Замолчит она или нет! Из нашего шалаша, который следовало бы установить прямо на болоте (но против этого яростно восстала Нат), и так мало шансов достать какую-никакую утку, воспользовавшись ее неосторожностью, да еще и зарядов для ружьеца, которое я себе купила (на бабушкино кольцо, вместе с той лодочкой, что покачивается на волнах неподалеку), у меня в обрез. В довершение всего малышка начинает копошиться в пеленках.
— Плохо пахнет! — снова говорит Берта, протягивая ее мне.
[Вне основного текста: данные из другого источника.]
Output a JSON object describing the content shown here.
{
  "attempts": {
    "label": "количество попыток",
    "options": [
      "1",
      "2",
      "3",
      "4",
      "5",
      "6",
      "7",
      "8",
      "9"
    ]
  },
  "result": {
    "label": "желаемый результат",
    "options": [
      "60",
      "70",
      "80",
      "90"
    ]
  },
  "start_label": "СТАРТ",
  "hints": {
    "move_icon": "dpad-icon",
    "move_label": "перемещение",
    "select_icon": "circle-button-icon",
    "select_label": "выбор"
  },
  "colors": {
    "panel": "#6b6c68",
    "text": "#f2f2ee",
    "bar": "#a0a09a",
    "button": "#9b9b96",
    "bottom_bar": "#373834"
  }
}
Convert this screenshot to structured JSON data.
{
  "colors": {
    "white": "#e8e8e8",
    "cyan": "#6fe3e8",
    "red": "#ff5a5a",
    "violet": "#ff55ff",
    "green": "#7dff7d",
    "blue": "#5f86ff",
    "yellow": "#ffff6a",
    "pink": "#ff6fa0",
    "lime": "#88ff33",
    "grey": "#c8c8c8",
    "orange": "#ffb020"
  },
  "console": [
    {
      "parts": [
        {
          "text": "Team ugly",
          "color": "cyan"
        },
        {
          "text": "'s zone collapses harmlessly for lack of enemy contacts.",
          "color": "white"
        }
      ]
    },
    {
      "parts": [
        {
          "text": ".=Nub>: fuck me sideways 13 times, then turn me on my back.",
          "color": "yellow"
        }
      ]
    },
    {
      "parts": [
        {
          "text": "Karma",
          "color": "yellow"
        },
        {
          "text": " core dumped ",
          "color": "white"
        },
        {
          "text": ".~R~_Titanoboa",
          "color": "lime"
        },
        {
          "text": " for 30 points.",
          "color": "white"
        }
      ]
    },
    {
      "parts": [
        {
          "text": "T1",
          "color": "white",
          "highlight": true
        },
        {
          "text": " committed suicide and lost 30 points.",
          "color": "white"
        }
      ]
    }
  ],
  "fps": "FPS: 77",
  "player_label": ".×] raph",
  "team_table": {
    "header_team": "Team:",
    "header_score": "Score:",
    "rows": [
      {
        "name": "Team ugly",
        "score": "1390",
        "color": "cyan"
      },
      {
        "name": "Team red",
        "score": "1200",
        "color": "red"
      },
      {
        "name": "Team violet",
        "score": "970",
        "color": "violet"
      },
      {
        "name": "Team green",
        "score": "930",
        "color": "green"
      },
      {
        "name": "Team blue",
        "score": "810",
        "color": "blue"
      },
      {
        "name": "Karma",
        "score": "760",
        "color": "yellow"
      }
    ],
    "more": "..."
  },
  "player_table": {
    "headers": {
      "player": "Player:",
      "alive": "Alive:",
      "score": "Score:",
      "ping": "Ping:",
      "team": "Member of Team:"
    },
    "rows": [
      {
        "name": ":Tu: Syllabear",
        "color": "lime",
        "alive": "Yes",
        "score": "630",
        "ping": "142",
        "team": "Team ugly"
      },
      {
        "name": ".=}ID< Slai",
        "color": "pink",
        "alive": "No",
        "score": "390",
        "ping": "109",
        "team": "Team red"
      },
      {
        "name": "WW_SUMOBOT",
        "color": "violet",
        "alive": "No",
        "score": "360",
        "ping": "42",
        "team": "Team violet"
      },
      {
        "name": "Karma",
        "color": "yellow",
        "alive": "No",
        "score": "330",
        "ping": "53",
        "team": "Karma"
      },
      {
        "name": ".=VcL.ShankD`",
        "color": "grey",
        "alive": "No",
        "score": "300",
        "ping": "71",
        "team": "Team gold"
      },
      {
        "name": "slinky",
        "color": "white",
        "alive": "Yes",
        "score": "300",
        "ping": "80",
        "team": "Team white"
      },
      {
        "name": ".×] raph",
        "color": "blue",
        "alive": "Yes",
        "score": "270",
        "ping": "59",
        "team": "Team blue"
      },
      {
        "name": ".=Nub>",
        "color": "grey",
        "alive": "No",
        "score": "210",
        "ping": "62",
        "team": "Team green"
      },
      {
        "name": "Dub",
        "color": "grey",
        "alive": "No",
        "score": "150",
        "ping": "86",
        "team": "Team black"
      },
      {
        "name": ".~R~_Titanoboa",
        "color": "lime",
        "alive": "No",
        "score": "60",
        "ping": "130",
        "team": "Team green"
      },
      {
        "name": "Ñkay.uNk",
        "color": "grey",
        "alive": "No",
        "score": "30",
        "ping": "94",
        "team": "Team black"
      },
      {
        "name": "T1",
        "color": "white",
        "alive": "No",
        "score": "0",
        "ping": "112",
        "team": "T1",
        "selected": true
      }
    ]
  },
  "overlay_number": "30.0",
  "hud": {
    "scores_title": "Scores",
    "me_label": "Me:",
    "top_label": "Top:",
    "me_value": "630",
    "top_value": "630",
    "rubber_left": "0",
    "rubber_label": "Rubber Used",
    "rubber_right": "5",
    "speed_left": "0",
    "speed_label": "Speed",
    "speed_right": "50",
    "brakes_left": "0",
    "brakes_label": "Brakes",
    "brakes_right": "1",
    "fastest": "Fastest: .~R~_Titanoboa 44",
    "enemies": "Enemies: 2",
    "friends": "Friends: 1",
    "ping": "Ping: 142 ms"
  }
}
Покончим с этим. Мешочек, который я никогда не забываю, заставит замолчать мою недотепу — она хватает его, прижимает к своему толстому мягкому животу и начинает лопать карамель. А остатки молока в моей груди пойдут моей дочери на размайку. Держа Изабель в левой руке, а дробовик в правой, я теперь могу вдоволь таращить глаза, пока из ералаша нитчаток и осоки, ощетинившегося стрелолистом и увенчанного головками камышей, доносятся, словно в насмешку, плеск, барахтанье, возня, перекрываемые только пронзительным криком невидимой лысухи.
Как тут не оцепенеть? Глаза мои временами закрываются сами собой, и я ощущаю только стойкий запах болота — запах гниющей травы, тины, рыбы, водоплавающей дичи. Затем я встряхиваюсь, снова зажимаю под мышкой приклад. Берта жует, Изабель сосет, наполовину выпускает изо рта растрескавшийся сосок, снова хватает его да так и засыпает. Вдалеке Морока тонет в рыже-коричневой накипи. Совсем рядом по узкому каналу медленно, ровно струится вода, сглаживая оловянные блики; и время течет вместе с нею — вечно та же вода в той же реке, как и то же время в той же жизни.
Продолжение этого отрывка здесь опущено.